Pada Jumat (15/9) kemarin, delegasi parlemen Indonesia berhasil membuat hangat pertemuan Komite Eksekutif AIPA yang bertugas untuk menyusun seluruh agenda persidangan. Perkaranya, delegasi Indonesia gigih mempertahankan agar parlemen negara-negara ASEAN memberikan sikap yang tegas dan jelas atas tragedi kemanusiaan yang menimpa etnis Rohingya di Myanmar.

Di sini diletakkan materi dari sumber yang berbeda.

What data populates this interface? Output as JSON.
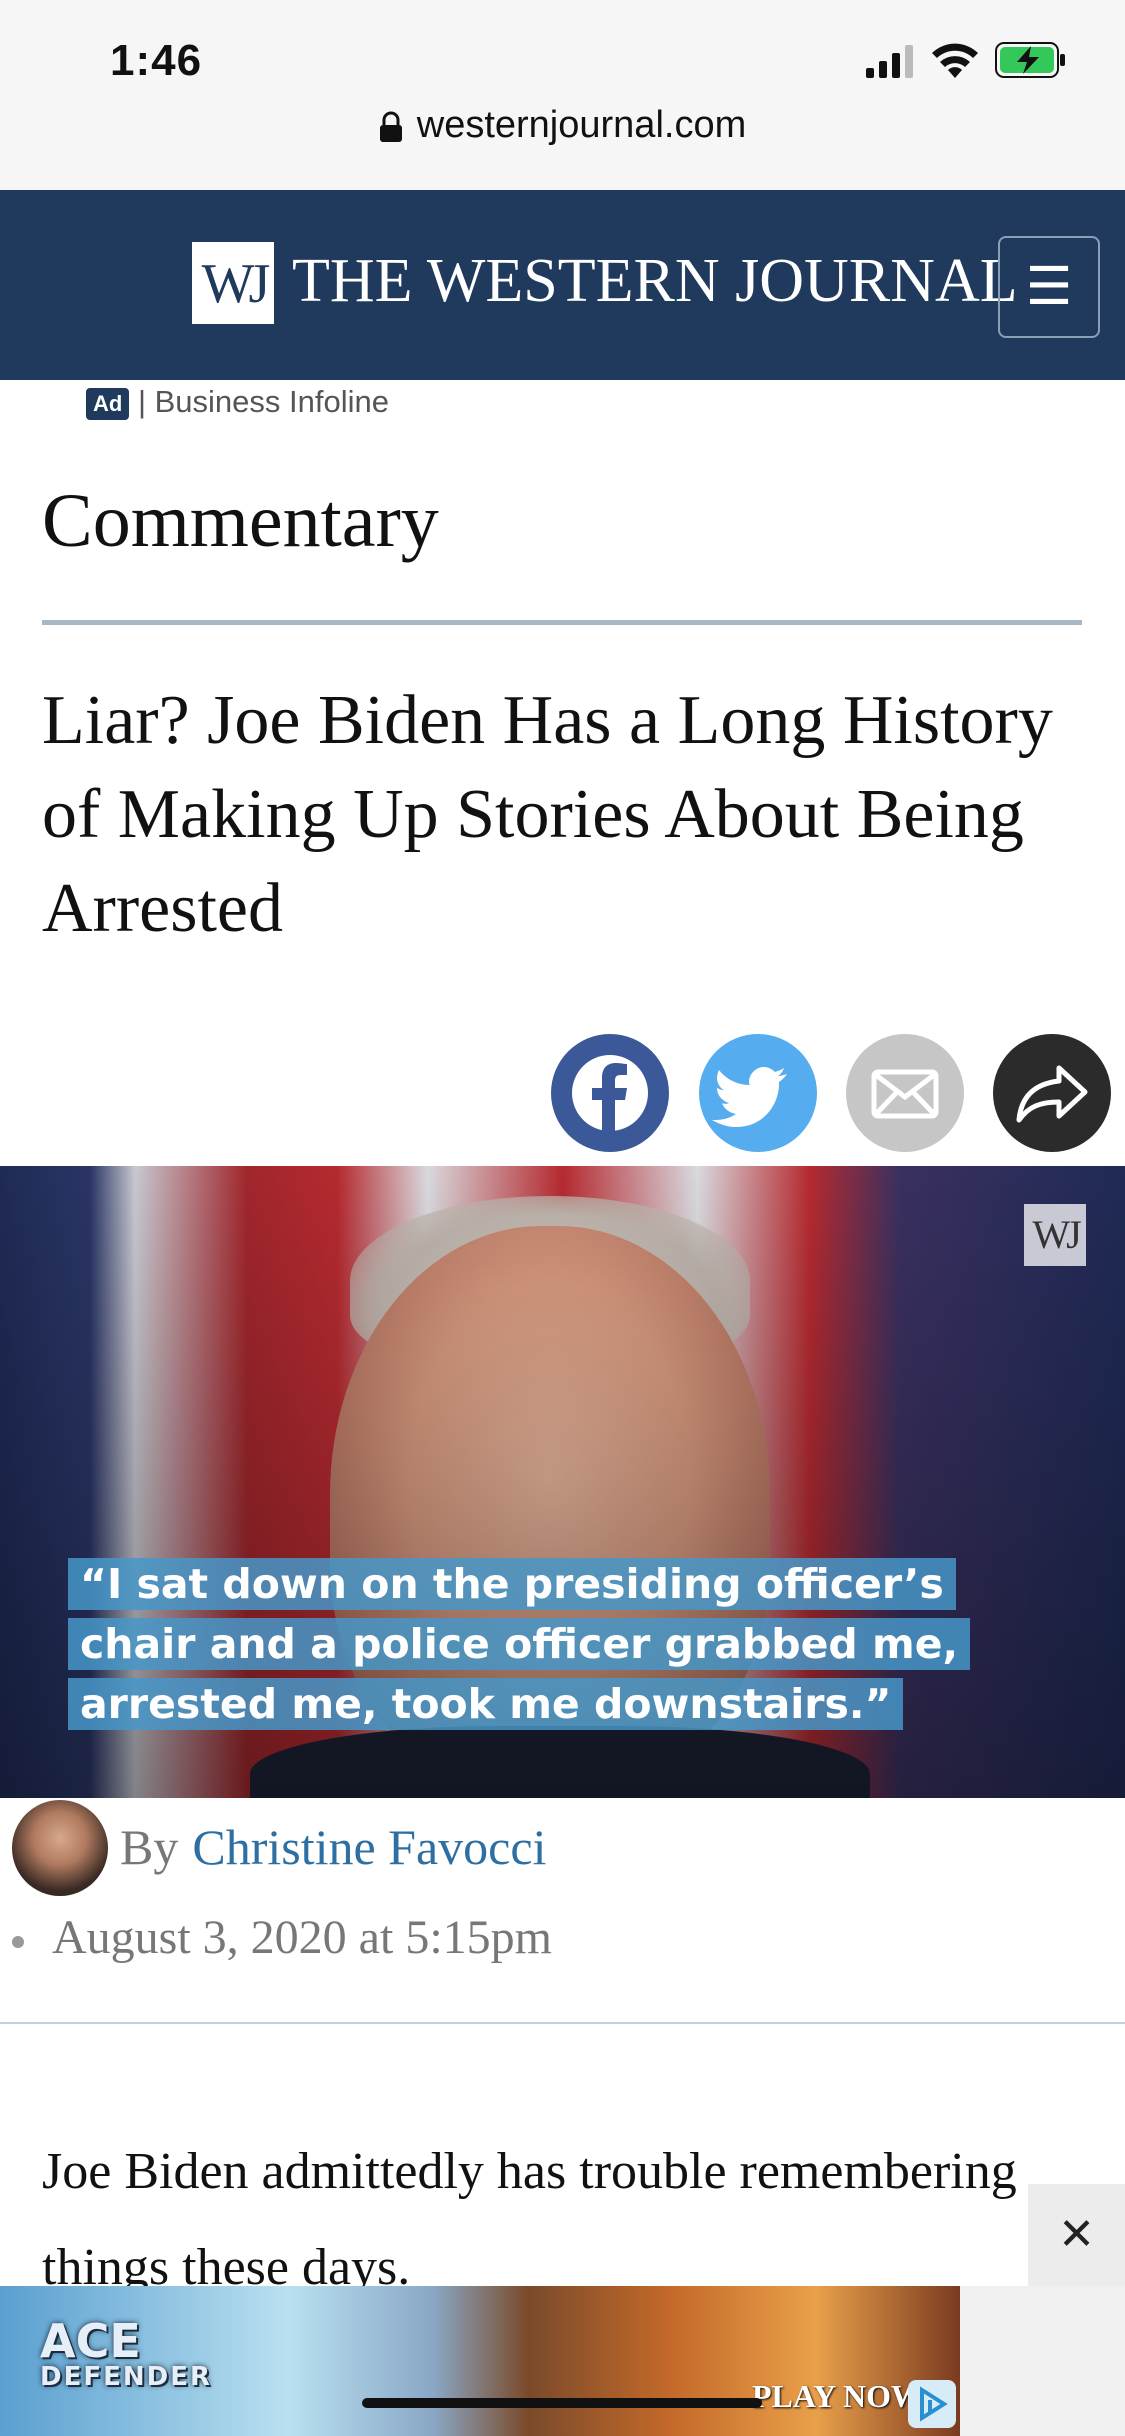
{
  "status_bar": {
    "time": "1:46"
  },
  "browser": {
    "url": "westernjournal.com"
  },
  "site_header": {
    "logo_mark": "WJ",
    "title": "THE WESTERN JOURNAL",
    "menu_glyph": "☰"
  },
  "ad_label": {
    "badge": "Ad",
    "sponsor": "| Business Infoline"
  },
  "article": {
    "section": "Commentary",
    "headline": "Liar? Joe Biden Has a Long History of Making Up Stories About Being Arrested",
    "hero_quote": "“I sat down on the presiding officer’s chair and a police officer grabbed me, arrested me, took me downstairs.”",
    "hero_watermark": "WJ",
    "byline_prefix": "By",
    "author": "Christine Favocci",
    "date": "August 3, 2020 at 5:15pm",
    "body_first": "Joe Biden admittedly has trouble remembering things these days."
  },
  "share": [
    {
      "name": "facebook",
      "color": "#3b5998",
      "icon": "facebook-icon"
    },
    {
      "name": "twitter",
      "color": "#55acee",
      "icon": "twitter-icon"
    },
    {
      "name": "email",
      "color": "#c6c6c6",
      "icon": "email-icon"
    },
    {
      "name": "share",
      "color": "#2b2b2b",
      "icon": "share-arrow-icon"
    }
  ],
  "bottom_ad": {
    "game_logo": "ACE",
    "game_sub": "DEFENDER",
    "cta": "PLAY NOW",
    "close_glyph": "✕"
  },
  "colors": {
    "header_bg": "#1f3a5c",
    "author_link": "#2d6fa3"
  }
}
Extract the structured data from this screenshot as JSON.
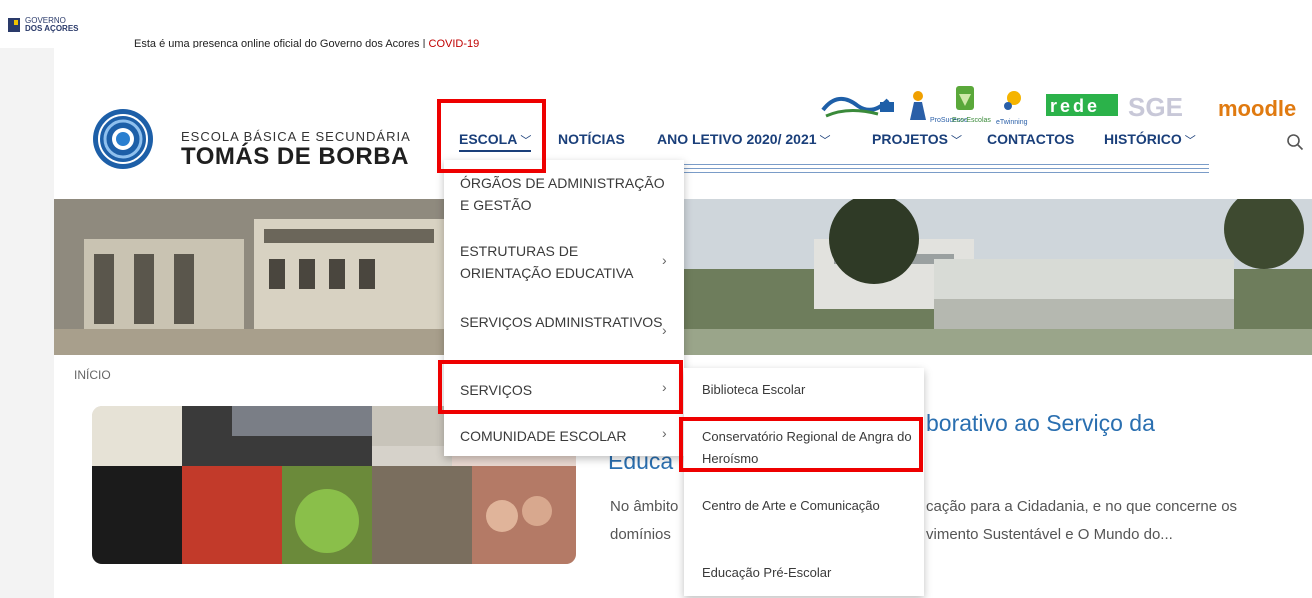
{
  "gov_bar": {
    "name_line1": "GOVERNO",
    "name_line2": "DOS AÇORES",
    "notice": "Esta é uma presenca online oficial do Governo dos Acores | ",
    "covid_link": "COVID-19"
  },
  "school": {
    "name_line1": "ESCOLA BÁSICA E SECUNDÁRIA",
    "name_line2": "TOMÁS DE BORBA"
  },
  "nav": {
    "escola": "ESCOLA",
    "noticias": "NOTÍCIAS",
    "ano_letivo": "ANO LETIVO 2020/ 2021",
    "projetos": "PROJETOS",
    "contactos": "CONTACTOS",
    "historico": "HISTÓRICO"
  },
  "partner_logos": [
    "ProSucesso",
    "Eco-Escolas",
    "eTwinning",
    "rede",
    "SGE",
    "moodle"
  ],
  "dropdown": {
    "items": [
      "ÓRGÃOS DE ADMINISTRAÇÃO E GESTÃO",
      "ESTRUTURAS DE ORIENTAÇÃO EDUCATIVA",
      "SERVIÇOS ADMINISTRATIVOS",
      "SERVIÇOS",
      "COMUNIDADE ESCOLAR"
    ]
  },
  "submenu": {
    "items": [
      "Biblioteca Escolar",
      "Conservatório Regional de Angra do Heroísmo",
      "Centro de Arte e Comunicação",
      "Educação Pré-Escolar"
    ]
  },
  "breadcrumb": "INÍCIO",
  "article": {
    "title_a": "borativo ao Serviço da",
    "title_b": "Educa",
    "excerpt_1a": "No âmbito",
    "excerpt_1b": "cação para a Cidadania, e no que concerne os",
    "excerpt_2a": "domínios",
    "excerpt_2b": "vimento Sustentável e O Mundo do..."
  },
  "colors": {
    "nav": "#1a3f7a",
    "title": "#2a6fb0",
    "highlight": "#ee0000"
  }
}
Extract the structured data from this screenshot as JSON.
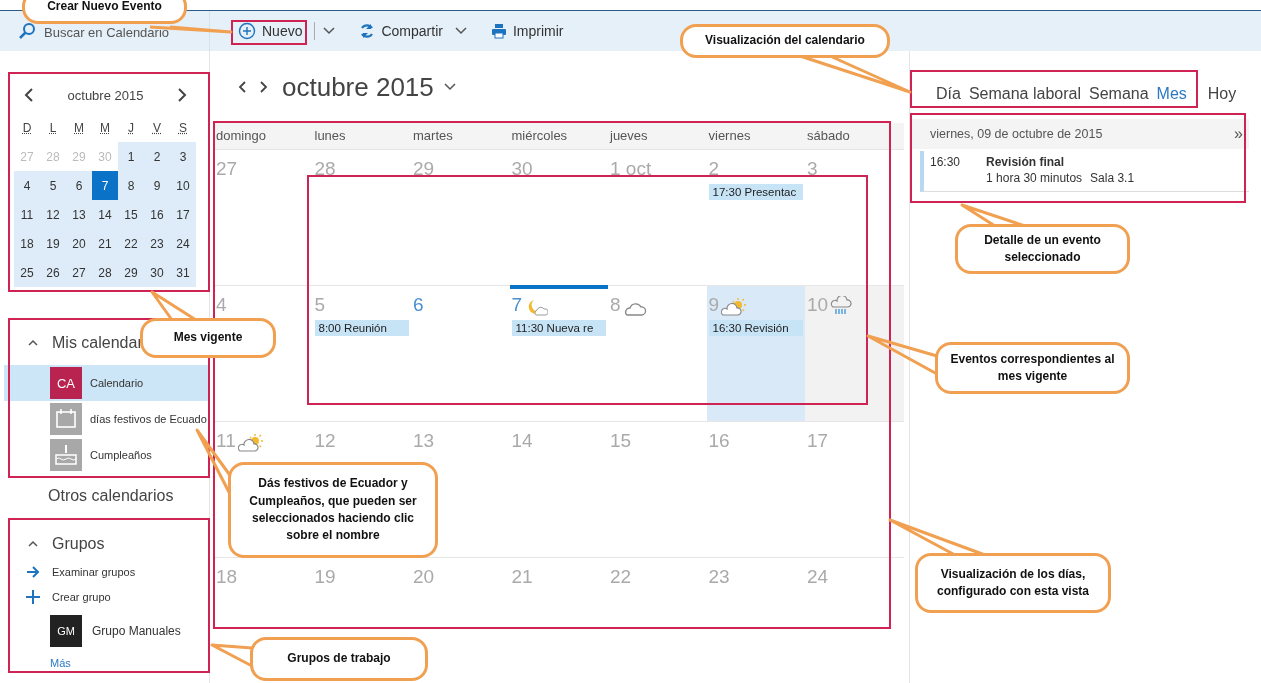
{
  "search": {
    "placeholder": "Buscar en Calendario"
  },
  "toolbar": [
    {
      "label": "Nuevo",
      "kind": "new",
      "menu": true
    },
    {
      "label": "Compartir",
      "kind": "share",
      "menu": true
    },
    {
      "label": "Imprimir",
      "kind": "print",
      "menu": false
    }
  ],
  "mini_calendar": {
    "title": "octubre 2015",
    "weekdays": [
      "D",
      "L",
      "M",
      "M",
      "J",
      "V",
      "S"
    ],
    "weeks": [
      [
        {
          "day": "27",
          "in_month": false,
          "selected": false
        },
        {
          "day": "28",
          "in_month": false,
          "selected": false
        },
        {
          "day": "29",
          "in_month": false,
          "selected": false
        },
        {
          "day": "30",
          "in_month": false,
          "selected": false
        },
        {
          "day": "1",
          "in_month": true,
          "selected": false
        },
        {
          "day": "2",
          "in_month": true,
          "selected": false
        },
        {
          "day": "3",
          "in_month": true,
          "selected": false
        }
      ],
      [
        {
          "day": "4",
          "in_month": true,
          "selected": false
        },
        {
          "day": "5",
          "in_month": true,
          "selected": false
        },
        {
          "day": "6",
          "in_month": true,
          "selected": false
        },
        {
          "day": "7",
          "in_month": true,
          "selected": true
        },
        {
          "day": "8",
          "in_month": true,
          "selected": false
        },
        {
          "day": "9",
          "in_month": true,
          "selected": false
        },
        {
          "day": "10",
          "in_month": true,
          "selected": false
        }
      ],
      [
        {
          "day": "11",
          "in_month": true,
          "selected": false
        },
        {
          "day": "12",
          "in_month": true,
          "selected": false
        },
        {
          "day": "13",
          "in_month": true,
          "selected": false
        },
        {
          "day": "14",
          "in_month": true,
          "selected": false
        },
        {
          "day": "15",
          "in_month": true,
          "selected": false
        },
        {
          "day": "16",
          "in_month": true,
          "selected": false
        },
        {
          "day": "17",
          "in_month": true,
          "selected": false
        }
      ],
      [
        {
          "day": "18",
          "in_month": true,
          "selected": false
        },
        {
          "day": "19",
          "in_month": true,
          "selected": false
        },
        {
          "day": "20",
          "in_month": true,
          "selected": false
        },
        {
          "day": "21",
          "in_month": true,
          "selected": false
        },
        {
          "day": "22",
          "in_month": true,
          "selected": false
        },
        {
          "day": "23",
          "in_month": true,
          "selected": false
        },
        {
          "day": "24",
          "in_month": true,
          "selected": false
        }
      ],
      [
        {
          "day": "25",
          "in_month": true,
          "selected": false
        },
        {
          "day": "26",
          "in_month": true,
          "selected": false
        },
        {
          "day": "27",
          "in_month": true,
          "selected": false
        },
        {
          "day": "28",
          "in_month": true,
          "selected": false
        },
        {
          "day": "29",
          "in_month": true,
          "selected": false
        },
        {
          "day": "30",
          "in_month": true,
          "selected": false
        },
        {
          "day": "31",
          "in_month": true,
          "selected": false
        }
      ]
    ]
  },
  "my_calendars": {
    "title": "Mis calendar",
    "expanded": true,
    "items": [
      {
        "label": "Calendario",
        "kind": "initials",
        "badge": "CA",
        "selected": true
      },
      {
        "label": "días festivos de Ecuado",
        "kind": "calendar",
        "selected": false
      },
      {
        "label": "Cumpleaños",
        "kind": "cake",
        "selected": false
      }
    ]
  },
  "other_calendars": {
    "title": "Otros calendarios"
  },
  "groups": {
    "title": "Grupos",
    "expanded": true,
    "actions": [
      {
        "label": "Examinar grupos",
        "kind": "browse"
      },
      {
        "label": "Crear grupo",
        "kind": "create"
      }
    ],
    "items": [
      {
        "badge": "GM",
        "label": "Grupo Manuales"
      }
    ],
    "more": "Más"
  },
  "month_header": {
    "title": "octubre 2015"
  },
  "views": [
    {
      "label": "Día",
      "selected": false
    },
    {
      "label": "Semana laboral",
      "selected": false
    },
    {
      "label": "Semana",
      "selected": false
    },
    {
      "label": "Mes",
      "selected": true
    }
  ],
  "today_button": "Hoy",
  "month_grid": {
    "weekdays": [
      "domingo",
      "lunes",
      "martes",
      "miércoles",
      "jueves",
      "viernes",
      "sábado"
    ],
    "weeks": [
      [
        {
          "day": "27",
          "accent": false,
          "today": false,
          "selected": false,
          "shaded": false
        },
        {
          "day": "28",
          "accent": false,
          "today": false,
          "selected": false,
          "shaded": false
        },
        {
          "day": "29",
          "accent": false,
          "today": false,
          "selected": false,
          "shaded": false
        },
        {
          "day": "30",
          "accent": false,
          "today": false,
          "selected": false,
          "shaded": false
        },
        {
          "day": "1 oct",
          "accent": false,
          "today": false,
          "selected": false,
          "shaded": false
        },
        {
          "day": "2",
          "accent": false,
          "today": false,
          "selected": false,
          "shaded": false,
          "events": [
            "17:30 Presentac"
          ]
        },
        {
          "day": "3",
          "accent": false,
          "today": false,
          "selected": false,
          "shaded": false
        }
      ],
      [
        {
          "day": "4",
          "accent": false,
          "today": false,
          "selected": false,
          "shaded": false
        },
        {
          "day": "5",
          "accent": false,
          "today": false,
          "selected": false,
          "shaded": false,
          "events": [
            "8:00 Reunión"
          ]
        },
        {
          "day": "6",
          "accent": true,
          "today": false,
          "selected": false,
          "shaded": false
        },
        {
          "day": "7",
          "accent": true,
          "today": true,
          "selected": false,
          "shaded": false,
          "weather": {
            "kind": "moon"
          },
          "events": [
            "11:30 Nueva re"
          ]
        },
        {
          "day": "8",
          "accent": false,
          "today": false,
          "selected": false,
          "shaded": false,
          "weather": {
            "kind": "cloud"
          }
        },
        {
          "day": "9",
          "accent": false,
          "today": false,
          "selected": true,
          "shaded": false,
          "weather": {
            "kind": "sun"
          },
          "events": [
            "16:30 Revisión"
          ]
        },
        {
          "day": "10",
          "accent": false,
          "today": false,
          "selected": false,
          "shaded": true,
          "weather": {
            "kind": "rain"
          }
        }
      ],
      [
        {
          "day": "11",
          "accent": false,
          "today": false,
          "selected": false,
          "shaded": false,
          "weather": {
            "kind": "sun"
          }
        },
        {
          "day": "12",
          "accent": false,
          "today": false,
          "selected": false,
          "shaded": false
        },
        {
          "day": "13",
          "accent": false,
          "today": false,
          "selected": false,
          "shaded": false
        },
        {
          "day": "14",
          "accent": false,
          "today": false,
          "selected": false,
          "shaded": false
        },
        {
          "day": "15",
          "accent": false,
          "today": false,
          "selected": false,
          "shaded": false
        },
        {
          "day": "16",
          "accent": false,
          "today": false,
          "selected": false,
          "shaded": false
        },
        {
          "day": "17",
          "accent": false,
          "today": false,
          "selected": false,
          "shaded": false
        }
      ],
      [
        {
          "day": "18",
          "accent": false,
          "today": false,
          "selected": false,
          "shaded": false
        },
        {
          "day": "19",
          "accent": false,
          "today": false,
          "selected": false,
          "shaded": false
        },
        {
          "day": "20",
          "accent": false,
          "today": false,
          "selected": false,
          "shaded": false
        },
        {
          "day": "21",
          "accent": false,
          "today": false,
          "selected": false,
          "shaded": false
        },
        {
          "day": "22",
          "accent": false,
          "today": false,
          "selected": false,
          "shaded": false
        },
        {
          "day": "23",
          "accent": false,
          "today": false,
          "selected": false,
          "shaded": false
        },
        {
          "day": "24",
          "accent": false,
          "today": false,
          "selected": false,
          "shaded": false
        }
      ]
    ]
  },
  "event_detail": {
    "date": "viernes, 09 de octubre de 2015",
    "expand": "»",
    "events": [
      {
        "time": "16:30",
        "title": "Revisión final",
        "duration": "1 hora 30 minutos",
        "location": "Sala 3.1"
      }
    ]
  },
  "annotations": [
    {
      "text": "Crear Nuevo Evento"
    },
    {
      "text": "Visualización del calendario"
    },
    {
      "text": "Mes vigente"
    },
    {
      "text": "Detalle de un evento seleccionado"
    },
    {
      "text": "Eventos correspondientes al mes vigente"
    },
    {
      "text": "Dás festivos de Ecuador y Cumpleaños, que pueden ser seleccionados haciendo clic sobre el nombre"
    },
    {
      "text": "Visualización de los días, configurado con esta vista"
    },
    {
      "text": "Grupos de trabajo"
    }
  ]
}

“Isu mengenai Rohingya ini harus mendapatkan tanggapan dan sikap yang jelas dari delegasi parlemen negara-negara ASEAN. Sebab, isu tersebut sudah menjadi isu dunia. Parlemen Kanada sudah bicara, parlemen negara-negara Eropa sudah bicara, termasuk Presiden Duterte juga sudah bicara. Jika negara-negara ASEAN tidak bisa memberikan sikap yang jelas dan tegas atas isu yang ada di depan pelupuk mata ini, apa gunanya ASEAN dan AIPA?! Itu posisi parlemen Indonesia dalam menyikapi kasus tragedi kemanusiaan di Rohingya," kata Fadli.
Dia mengatakan, DPR RI sebenarnya telah menyiapkan satu draft resolusi terkait Rohingya. Namun draf itu telah mendapatkan tanggapan keberatan dari parlemen Myanmar. Mereka ingin agar resolusi itu didrop, tidak dimasukan ke dalam agenda AIPA. Tentu saja hal itu tak bisa diterima delegasi Indonesia.”
“Kami sebenarnya sangat terbuka kepada Myanmar untuk mengkoreksi dan memperbaiki draf resolusi itu, jika mereka keberatan dengan redaksi awal yang kami bawa. Jika mereka keberatan dengan nada kecaman terhadap aksi kekerasan atas etnis Rohingya, kami telah mengusulkan untuk memperlunak resolusi tersebut menjadi resolusi atas krisis kemanusiaan di Myanmar. Mereka menolak juga. Mereka mengatakan tidak ada krisis kemanusiaan di Myanmar. Malah delegasi parlemen mengatakan bahwa mereka di Rohingya itu teroris. Tentu kami keberatan karena dunia sudah menyaksikan kekerasan terhadap orang-orang biasa dan lemah.”
Forum lobi yang dihadiri Indonesia, Myanmar, Filipina dan Singapura tak menemukan kesimpulan.
“Posisi delegasi parlemen kita jelas, resolusi atas Rohingya itu sama sekali bukan untuk mencampuri urusan dalam negeri Myanmar, tapi untuk memberi bukti jika ASEAN dan AIPA benar-benar hadir saat terjadi krisis kemanusiaan di halamannya sendiri. Kita bisa dan biasa menyusun resolusi atas konflik di Palestina, atau kawasan lainnya, misalnya, tapi anehnya kita sulit sekali menyusun resolusi atas konflik yang terjadi di kawasan kita sendiri. Itu yang kami sampaikan kepada delegasi lainnya.”